Tuesday

Sept. 11, 2006: The Stories

Men work to make sure victims of 9/11 are not forgotten

By James Fuller
Daily Herald Staff Writer

NEW YORK — Vinny Forras should be dead.

Forras, a volunteer firefighter in suburban South Salem, N.Y., went to ground zero on Sept. 11, 2001. His volunteer status detracted nothing from his desire to get there as fast as possible.
It did not diminish for the three weeks after the terrorist attacks he spent digging through the rubble.

His only departure from the site was to go home and wish his daughter Brittany happy birthday on Sept. 19.

The pile of rubble to sift through was daunting. The Twin Towers were the tallest buildings in Manhattan by far, and they were only part of the debris. Much of the pile remained on fire for weeks. Navigating around it was guesswork much of the time.

“It was like ants trying to attack a mountain,” Forras said.

While scaling one of the steep slopes of the pile, he plunged into an abyss. He found himself wedged like a cork in a bottle at the bottom.

“The pile shook and that was it,” Forras said. “I was in.
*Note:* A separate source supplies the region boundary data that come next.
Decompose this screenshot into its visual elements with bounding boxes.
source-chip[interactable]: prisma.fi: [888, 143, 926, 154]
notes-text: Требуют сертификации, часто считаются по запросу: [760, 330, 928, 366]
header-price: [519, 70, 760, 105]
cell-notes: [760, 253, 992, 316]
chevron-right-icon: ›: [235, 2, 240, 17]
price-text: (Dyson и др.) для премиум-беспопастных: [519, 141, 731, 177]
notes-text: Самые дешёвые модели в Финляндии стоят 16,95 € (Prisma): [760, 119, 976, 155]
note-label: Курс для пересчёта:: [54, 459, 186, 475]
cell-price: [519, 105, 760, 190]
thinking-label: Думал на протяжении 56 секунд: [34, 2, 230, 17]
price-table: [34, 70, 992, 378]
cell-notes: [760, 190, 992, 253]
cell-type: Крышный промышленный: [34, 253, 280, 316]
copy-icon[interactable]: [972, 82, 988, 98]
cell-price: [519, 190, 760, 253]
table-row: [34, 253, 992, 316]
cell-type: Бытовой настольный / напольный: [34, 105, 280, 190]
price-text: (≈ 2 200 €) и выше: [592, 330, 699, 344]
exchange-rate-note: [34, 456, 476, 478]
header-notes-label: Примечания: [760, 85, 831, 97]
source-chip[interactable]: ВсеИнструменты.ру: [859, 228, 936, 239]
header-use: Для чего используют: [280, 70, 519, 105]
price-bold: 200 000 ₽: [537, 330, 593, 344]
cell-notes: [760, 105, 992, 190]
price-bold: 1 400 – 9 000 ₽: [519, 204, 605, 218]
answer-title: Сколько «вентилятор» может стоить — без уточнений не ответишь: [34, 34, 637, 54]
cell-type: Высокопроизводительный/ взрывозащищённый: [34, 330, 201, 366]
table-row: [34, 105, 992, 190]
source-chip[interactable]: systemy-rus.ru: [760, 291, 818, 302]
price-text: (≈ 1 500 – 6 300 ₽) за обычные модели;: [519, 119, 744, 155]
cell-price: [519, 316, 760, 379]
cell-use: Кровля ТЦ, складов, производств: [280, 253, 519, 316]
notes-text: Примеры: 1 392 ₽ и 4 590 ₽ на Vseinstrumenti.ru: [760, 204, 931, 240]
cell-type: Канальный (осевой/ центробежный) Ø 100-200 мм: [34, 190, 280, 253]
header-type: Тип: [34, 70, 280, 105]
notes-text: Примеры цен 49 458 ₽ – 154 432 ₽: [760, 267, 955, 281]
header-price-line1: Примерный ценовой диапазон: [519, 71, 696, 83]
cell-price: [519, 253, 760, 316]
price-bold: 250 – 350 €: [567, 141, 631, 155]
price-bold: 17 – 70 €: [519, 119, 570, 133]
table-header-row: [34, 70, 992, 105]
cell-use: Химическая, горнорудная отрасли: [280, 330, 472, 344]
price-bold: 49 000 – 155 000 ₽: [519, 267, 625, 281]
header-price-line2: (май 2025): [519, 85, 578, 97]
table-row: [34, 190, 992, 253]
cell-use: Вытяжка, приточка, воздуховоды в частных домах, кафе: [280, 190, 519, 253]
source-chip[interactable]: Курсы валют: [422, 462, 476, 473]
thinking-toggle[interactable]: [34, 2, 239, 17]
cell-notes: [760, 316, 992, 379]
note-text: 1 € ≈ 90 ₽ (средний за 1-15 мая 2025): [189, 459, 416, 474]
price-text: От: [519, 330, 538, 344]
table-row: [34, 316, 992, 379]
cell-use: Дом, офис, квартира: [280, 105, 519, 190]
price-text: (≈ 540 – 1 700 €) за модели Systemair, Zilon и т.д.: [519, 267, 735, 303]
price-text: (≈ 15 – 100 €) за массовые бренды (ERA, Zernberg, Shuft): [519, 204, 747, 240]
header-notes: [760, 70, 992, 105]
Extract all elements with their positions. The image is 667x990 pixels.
It was panic city. You couldn’t see your hand in front of your face. I was stuffed in there like a cork. I was burning. My boots were melting because I was basically on fire.”
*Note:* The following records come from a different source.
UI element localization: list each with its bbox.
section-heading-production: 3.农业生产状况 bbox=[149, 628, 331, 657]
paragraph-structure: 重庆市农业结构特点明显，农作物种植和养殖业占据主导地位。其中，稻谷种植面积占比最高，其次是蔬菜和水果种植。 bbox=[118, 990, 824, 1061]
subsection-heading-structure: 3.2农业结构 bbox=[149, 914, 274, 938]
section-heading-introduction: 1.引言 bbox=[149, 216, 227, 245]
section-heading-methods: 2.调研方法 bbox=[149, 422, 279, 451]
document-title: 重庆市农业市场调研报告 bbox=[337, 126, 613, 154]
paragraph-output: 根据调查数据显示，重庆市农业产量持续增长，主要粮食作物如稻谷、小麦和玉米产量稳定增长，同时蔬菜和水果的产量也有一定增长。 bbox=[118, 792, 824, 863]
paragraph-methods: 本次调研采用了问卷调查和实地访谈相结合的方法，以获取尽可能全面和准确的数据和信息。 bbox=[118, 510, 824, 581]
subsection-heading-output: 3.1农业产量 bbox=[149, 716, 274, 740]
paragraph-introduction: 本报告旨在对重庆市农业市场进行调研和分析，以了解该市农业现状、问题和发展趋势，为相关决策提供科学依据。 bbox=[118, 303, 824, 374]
Images flooded his mind. The births of his three children came to him. All the sensory feelings. The smell of new babies surrounded him.

“I got to face death,” Forras said.

No one knew he was trapped. There was no way to communicate to other rescue personnel. There was no real equipment necessarily able to rescue him from his particular predicament either.

So Forras pushed and wiggled and dug himself free. It was an encounter with death that had a purpose.

Ground Zero pledge

In the aftermath of the recovery effort, Forras formed the Gear Up Foundation. The nonprofit is dedicated to bringing firefighting equipment to areas of the world that lack basics like fire trucks and ambulances. Gear Up relies on donations of funds and equipment from communities.

That’s where Barrington resident Joe Cantafio comes in.

Cantafio is a stock trader by trade, but a musician at heart.

Four years ago, he came to New York with his guitar and boxes of T-shirts on a mission with two purposes: raise money for families of fallen firefighters and, more importantly, help ease some of their pain.

It was there that Cantafio and Forras formed a friendship. Now Cantafio hopes to use his goodwill in the Chicago area fire departments to help keep the Gear Up Foundation thriving.
His first target is Schaumburg, where several firefighters connected with Cantafio during his local fundraising efforts for the families of Engine 55 four years ago.

Schaumburg Fire Department Lt. Rick Kolomay has agreed to be the Chicago-area coordinator for the effort. He spent part of Monday’s anniversary — “a wonderful day to start,” he said — appealing to area departments to donate equipment to the cause, even one set of gear.

“A lot of departments have recycled or older gear in storage or in a basement,” Kolomay said. “If every department donates one or two, that’s like 30 sets of gear to go to (a department) less fortunate. … It’s a big task, but we’ll get it.”

More 9/11 victims

Cantafio called Forras “just an unbelievable guy. He’s a hero. And what he’s doing with the foundation is just part of who he is. It’s from the heart. Everything he does is from the heart. What a great thing.”

Cantafio is considering a director’s position with the foundation. It’s partly because of Cantafio’s fundraising and event planning ability.

The other part has to do with building a leadership committee within the foundation that will outlast Forras, if need be.

He suffers a number of ailments that he traces back to his ground zero service and the “terrible, toxic cocktail” of chemicals and dust he breathed during the rescue effort.

Health and government officials proclaimed the air safe in the area at the time just after the attacks. That doesn’t explain why so many of the workers have lung problems and resulting health ailments that come with that.

“People are still dying from 9/11, even today,” Forras said.

Five years out from the terrorist attacks, Forras and Cantafio somehow find the inspiration to keep their healing missions going.

At night, the two men sit together figuring out their next steps with smiles on their faces and determination in their eyes. On the wall above Forras’ desk, in a home office cluttered with firefighting memorabilia, is a poster that describes their work: “A living memorial dedicated to doing great deeds around the world in name of those who perished in 9/11.”